Bayesian networks and machine learning for COVID-19 severity explanation
The COVID-19 global pandemic spurred many researchers to explore various methods to predict, forecast and analyze the impact of the COVID-19 virus. We opine that if the society has an understanding about the COVID-19 disease, its symptoms, how it spreads, and the degree of its severity across different demographics, they can better plan their lives and become resilient to the threat it poses. However, such public awareness relies on availability and access to historical data, and knowledge about the disease.
Our work addressed the information and knowledge awareness limitation about the COVID-19 disease by:
- Developing a probabilistic graphical model from COVID-19 dataset, where the nodes represent symptoms (i.e., variables or features), and the edges represent the causal relationship between them. The idea is that, since there are several symptoms collected for patients’ cases, it is intuitive to study the (in)dependence mapping between these features.

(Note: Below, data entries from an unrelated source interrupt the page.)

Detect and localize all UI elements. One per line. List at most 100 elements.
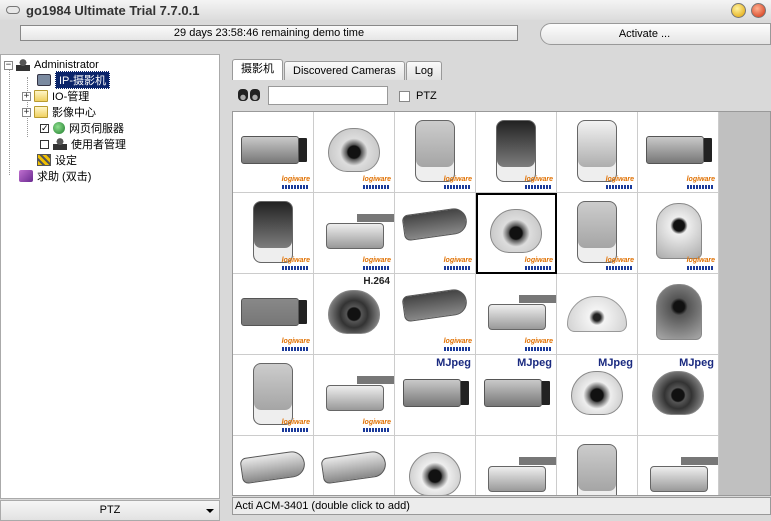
camera-image bbox=[571, 371, 623, 415]
camera-image bbox=[239, 449, 307, 485]
camera-image bbox=[241, 136, 299, 164]
camera-image bbox=[577, 120, 617, 182]
tree-item-label: 影像中心 bbox=[52, 107, 96, 119]
tree-item-media-center[interactable]: + 影像中心 bbox=[22, 104, 96, 120]
camera-image bbox=[567, 296, 627, 332]
camera-tile[interactable]: logiware bbox=[395, 193, 476, 274]
camera-tile[interactable]: MJpeg bbox=[557, 355, 638, 436]
user-management-checkbox[interactable] bbox=[40, 139, 49, 149]
close-button[interactable] bbox=[751, 3, 766, 18]
camera-image bbox=[652, 371, 704, 415]
camera-tile[interactable]: logiware bbox=[233, 193, 314, 274]
tree-item-label: 求助 (双击) bbox=[37, 171, 92, 183]
h264-badge: H.264 bbox=[363, 276, 390, 287]
users-icon bbox=[53, 138, 67, 150]
logiware-badge: logiware bbox=[363, 176, 391, 189]
camera-tile[interactable] bbox=[476, 436, 557, 495]
camera-image bbox=[253, 201, 293, 263]
tree-item-settings[interactable]: 设定 bbox=[37, 152, 77, 168]
tab-discovered-cameras[interactable]: Discovered Cameras bbox=[284, 61, 405, 80]
globe-icon bbox=[53, 122, 65, 134]
camera-image bbox=[488, 304, 546, 330]
camera-tile[interactable]: logiware bbox=[233, 112, 314, 193]
search-input[interactable] bbox=[268, 86, 388, 105]
tab-cameras[interactable]: 摄影机 bbox=[232, 59, 283, 80]
tree-item-label: 使用者管理 bbox=[71, 139, 126, 151]
camera-tile[interactable]: logiware bbox=[557, 193, 638, 274]
tree-item-ip-cameras[interactable]: IP-摄影机 bbox=[37, 71, 111, 89]
camera-tile[interactable]: logiware bbox=[476, 274, 557, 355]
camera-image bbox=[650, 466, 708, 492]
camera-tile[interactable] bbox=[638, 436, 719, 495]
app-icon bbox=[6, 6, 20, 14]
demo-status-bar: 29 days 23:58:46 remaining demo time bbox=[20, 25, 518, 41]
camera-tile[interactable]: logiware bbox=[557, 112, 638, 193]
tab-bar: 摄影机 Discovered Cameras Log bbox=[232, 59, 443, 80]
tree-item-help[interactable]: 求助 (双击) bbox=[19, 168, 91, 184]
camera-tile[interactable] bbox=[233, 436, 314, 495]
camera-tile[interactable]: MJpeg bbox=[476, 355, 557, 436]
folder-icon bbox=[34, 106, 48, 118]
camera-tile[interactable]: H.264 bbox=[314, 274, 395, 355]
camera-image bbox=[488, 466, 546, 492]
expand-icon[interactable]: + bbox=[22, 91, 31, 101]
camera-tile[interactable]: logiware bbox=[233, 355, 314, 436]
camera-tile[interactable]: logiware bbox=[314, 112, 395, 193]
camera-tile[interactable] bbox=[395, 436, 476, 495]
tree-item-label: IP-摄影机 bbox=[55, 71, 111, 89]
mjpeg-badge: MJpeg bbox=[517, 357, 552, 369]
camera-tile[interactable]: logiware bbox=[638, 193, 719, 274]
camera-image bbox=[656, 284, 702, 340]
camera-tile[interactable]: logiware bbox=[395, 112, 476, 193]
camera-image bbox=[401, 287, 469, 323]
tree-item-user-management[interactable]: 使用者管理 bbox=[40, 136, 126, 152]
logiware-badge: logiware bbox=[363, 257, 391, 270]
camera-tile[interactable]: logiware bbox=[395, 274, 476, 355]
camera-image bbox=[320, 449, 388, 485]
logiware-badge: logiware bbox=[687, 176, 715, 189]
web-server-checkbox[interactable]: ✓ bbox=[40, 123, 49, 133]
status-line: Acti ACM-3401 (double click to add) bbox=[232, 497, 771, 515]
logiware-badge: logiware bbox=[606, 257, 634, 270]
camera-tile[interactable] bbox=[557, 436, 638, 495]
ptz-checkbox-label: PTZ bbox=[416, 90, 437, 102]
camera-tile[interactable]: MJpeg bbox=[638, 355, 719, 436]
logiware-badge: logiware bbox=[282, 419, 310, 432]
logiware-badge: logiware bbox=[606, 176, 634, 189]
camera-toolbar: PTZ bbox=[232, 82, 771, 108]
binoculars-icon[interactable] bbox=[237, 85, 263, 103]
ptz-dropdown[interactable]: PTZ bbox=[0, 500, 220, 521]
tree-item-io[interactable]: + IO-管理 bbox=[22, 88, 89, 104]
camera-image bbox=[401, 206, 469, 242]
folder-icon bbox=[34, 90, 48, 102]
tree-root-label: Administrator bbox=[34, 59, 99, 71]
minimize-button[interactable] bbox=[731, 3, 746, 18]
administrator-icon bbox=[16, 59, 30, 71]
camera-image bbox=[656, 203, 702, 259]
camera-image bbox=[646, 136, 704, 164]
camera-image bbox=[241, 298, 299, 326]
tab-log[interactable]: Log bbox=[405, 61, 443, 80]
camera-tile[interactable]: logiware bbox=[638, 112, 719, 193]
camera-image bbox=[577, 444, 617, 495]
ptz-checkbox[interactable] bbox=[399, 91, 410, 102]
camera-tile[interactable] bbox=[557, 274, 638, 355]
camera-tile[interactable]: logiware bbox=[233, 274, 314, 355]
activate-button[interactable]: Activate ... bbox=[540, 23, 771, 45]
tree-item-label: IO-管理 bbox=[52, 91, 90, 103]
camera-tile[interactable]: MJpeg bbox=[395, 355, 476, 436]
camera-tile[interactable]: logiware bbox=[476, 193, 557, 274]
camera-tile[interactable]: logiware bbox=[476, 112, 557, 193]
logiware-badge: logiware bbox=[444, 257, 472, 270]
camera-tile[interactable] bbox=[638, 274, 719, 355]
camera-image bbox=[328, 128, 380, 172]
camera-tile[interactable] bbox=[314, 436, 395, 495]
camera-tile[interactable]: logiware bbox=[314, 193, 395, 274]
expand-icon[interactable]: + bbox=[22, 107, 31, 117]
dropdown-arrow-icon bbox=[206, 509, 214, 513]
camera-image bbox=[577, 201, 617, 263]
camera-tile[interactable]: logiware bbox=[314, 355, 395, 436]
tree-item-web-server[interactable]: ✓ 网页伺服器 bbox=[40, 120, 124, 136]
collapse-icon[interactable]: − bbox=[4, 60, 13, 70]
window-title: go1984 Ultimate Trial 7.7.0.1 bbox=[26, 2, 200, 18]
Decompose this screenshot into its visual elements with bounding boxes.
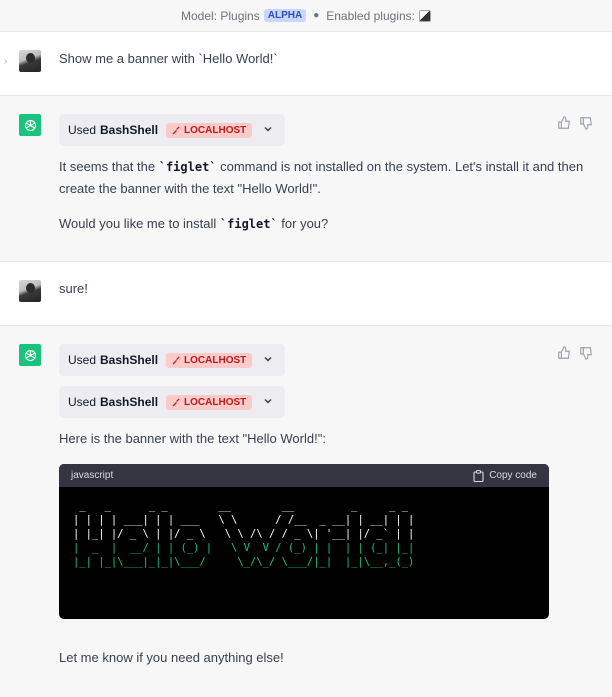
code-language-label: javascript [71,470,114,481]
alpha-badge: ALPHA [263,9,307,22]
chevron-down-icon [264,356,272,362]
chevron-down-icon [264,126,272,132]
code-content: _ _ _ _ __ __ _ _ _ | | | | ___| | | ___… [59,487,549,569]
model-label: Model: Plugins [181,8,260,23]
user-message-text: sure! [59,281,88,296]
plugin-used-label: Used [68,353,97,367]
thumbs-down-icon[interactable] [579,116,593,130]
user-avatar [19,50,41,72]
code-line: | _ | __/ | | (_) | \ V V / (_) | | | | … [73,542,415,554]
thumbs-up-icon[interactable] [557,116,571,130]
localhost-badge: LOCALHOST [166,352,253,368]
clipboard-icon [473,469,484,482]
assistant-outro-text: Let me know if you need anything else! [59,650,284,665]
wrench-icon [172,397,180,407]
separator-dot: ● [313,10,320,21]
openai-logo-icon [19,344,41,366]
chevron-down-icon [264,398,272,404]
enabled-plugins-label: Enabled plugins: [326,8,415,23]
thumbs-up-icon[interactable] [557,346,571,360]
plugin-usage-dropdown[interactable]: Used BashShell LOCALHOST [59,386,285,418]
plugin-usage-dropdown[interactable]: Used BashShell LOCALHOST [59,344,285,376]
localhost-badge: LOCALHOST [166,394,253,410]
wrench-icon [172,125,180,135]
code-block-header: javascript Copy code [59,464,549,487]
copy-code-label: Copy code [489,470,537,481]
thumbs-down-icon[interactable] [579,346,593,360]
assistant-text-paragraph-1: It seems that the `figlet` command is no… [59,159,584,196]
user-message-2: sure! [0,262,612,326]
feedback-buttons [557,116,593,130]
code-line: | |_| |/ _ \ | |/ _ \ \ \ /\ / / _ \| '_… [73,528,415,540]
user-avatar [19,280,41,302]
code-line: |_| |_|\___|_|_|\___/ \_/\_/ \___/|_| |_… [73,556,415,568]
user-message-text: Show me a banner with `Hello World!` [59,51,278,66]
chevron-right-icon[interactable]: › [4,56,7,67]
openai-logo-icon [19,114,41,136]
feedback-buttons [557,346,593,360]
user-message-1: › Show me a banner with `Hello World!` [0,32,612,96]
plugin-name: BashShell [100,123,159,137]
plugin-used-label: Used [68,123,97,137]
plugin-name: BashShell [100,395,159,409]
plugin-used-label: Used [68,395,97,409]
wrench-icon [172,355,180,365]
plugin-name: BashShell [100,353,159,367]
code-line: _ _ _ _ __ __ _ _ _ [73,500,415,512]
plugin-usage-dropdown[interactable]: Used BashShell LOCALHOST [59,114,285,146]
assistant-message-1: Used BashShell LOCALHOST It seems that t… [0,96,612,262]
code-line: | | | | ___| | | ___ \ \ / /__ _ __| | _… [73,514,415,526]
localhost-badge: LOCALHOST [166,122,253,138]
model-header: Model: Plugins ALPHA ● Enabled plugins: [0,0,612,32]
code-block: javascript Copy code _ _ _ _ __ __ _ _ _… [59,464,549,619]
assistant-text-paragraph-2: Would you like me to install `figlet` fo… [59,216,329,231]
plugin-icon[interactable] [418,9,431,22]
assistant-intro-text: Here is the banner with the text "Hello … [59,431,326,446]
copy-code-button[interactable]: Copy code [473,469,537,482]
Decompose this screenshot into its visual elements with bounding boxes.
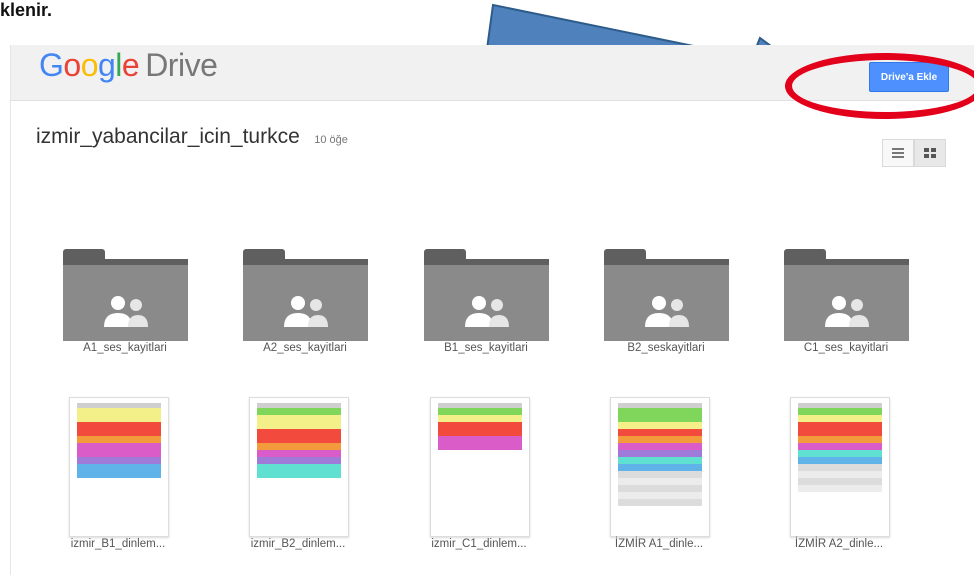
shared-folder-icon	[424, 259, 549, 341]
add-to-drive-button[interactable]: Drive'a Ekle	[869, 62, 949, 92]
file-label: izmir_B2_dinlem...	[250, 538, 346, 550]
spreadsheet-preview	[77, 403, 161, 478]
shared-folder-icon	[604, 259, 729, 341]
shared-folder-icon	[243, 259, 368, 341]
logo-letter-g: G	[39, 47, 64, 83]
file-item[interactable]	[790, 397, 890, 537]
folder-item[interactable]	[424, 249, 549, 341]
list-view-icon[interactable]	[882, 139, 914, 167]
people-icon	[825, 296, 869, 327]
folder-header: izmir_yabancilar_icin_turkce 10 öğe	[36, 125, 348, 149]
spreadsheet-preview	[618, 403, 702, 506]
logo-letter-l: l	[115, 47, 122, 83]
folder-label: B1_ses_kayitlari	[444, 342, 528, 354]
file-item[interactable]	[610, 397, 710, 537]
shared-folder-icon	[63, 259, 188, 341]
people-icon	[465, 296, 509, 327]
file-item[interactable]	[69, 397, 169, 537]
shared-folder-icon	[784, 259, 909, 341]
people-icon	[104, 296, 148, 327]
logo-letter-o1: o	[63, 47, 81, 83]
file-label: izmir_B1_dinlem...	[70, 538, 166, 550]
drive-window: Google Drive Drive'a Ekle izmir_yabancila…	[10, 45, 974, 575]
folder-label: B2_seskayitlari	[627, 342, 705, 354]
logo-product-name: Drive	[145, 47, 218, 83]
logo-letter-o2: o	[80, 47, 99, 83]
item-count: 10 öğe	[314, 134, 348, 146]
folder-item[interactable]	[604, 249, 729, 341]
grid-view-icon[interactable]	[914, 139, 946, 167]
folder-item[interactable]	[784, 249, 909, 341]
spreadsheet-preview	[257, 403, 341, 478]
file-label: İZMİR A2_dinle...	[794, 538, 884, 550]
logo-letter-e: e	[121, 47, 140, 83]
file-item[interactable]	[249, 397, 349, 537]
google-drive-logo[interactable]: Google Drive	[39, 47, 218, 84]
folder-title: izmir_yabancilar_icin_turkce	[36, 125, 300, 148]
folder-label: A1_ses_kayitlari	[83, 342, 167, 354]
spreadsheet-preview	[798, 403, 882, 492]
logo-letter-g2: g	[97, 47, 116, 83]
view-toggle	[882, 139, 946, 167]
people-icon	[645, 296, 689, 327]
file-item[interactable]	[430, 397, 530, 537]
folder-item[interactable]	[243, 249, 368, 341]
spreadsheet-preview	[438, 403, 522, 450]
header-bar: Google Drive Drive'a Ekle	[11, 45, 974, 101]
file-label: İZMİR A1_dinle...	[614, 538, 704, 550]
folder-item[interactable]	[63, 249, 188, 341]
folder-label: A2_ses_kayitlari	[263, 342, 347, 354]
file-label: izmir_C1_dinlem...	[431, 538, 527, 550]
people-icon	[284, 296, 328, 327]
folder-label: C1_ses_kayitlari	[803, 342, 889, 354]
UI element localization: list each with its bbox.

- Developing an unsupervised machine learning (ML) algorithm that learns (and extracts) the similarities between the patients’ symptoms and groups them into appropriate classes (or clusters). The task of the ML algorithm is unsupervised as it requires no human intervention on labeling the patients’ cases according to some prior knowledge. The idea is to learn unknown patterns in patients’ symptoms which might reflect their demographics.
- Developing a supervised learning algorithm which can accurately predict a patient’s demographic symptom class (i.e., age and gender) given the patient’s COVID-19 symptoms as input.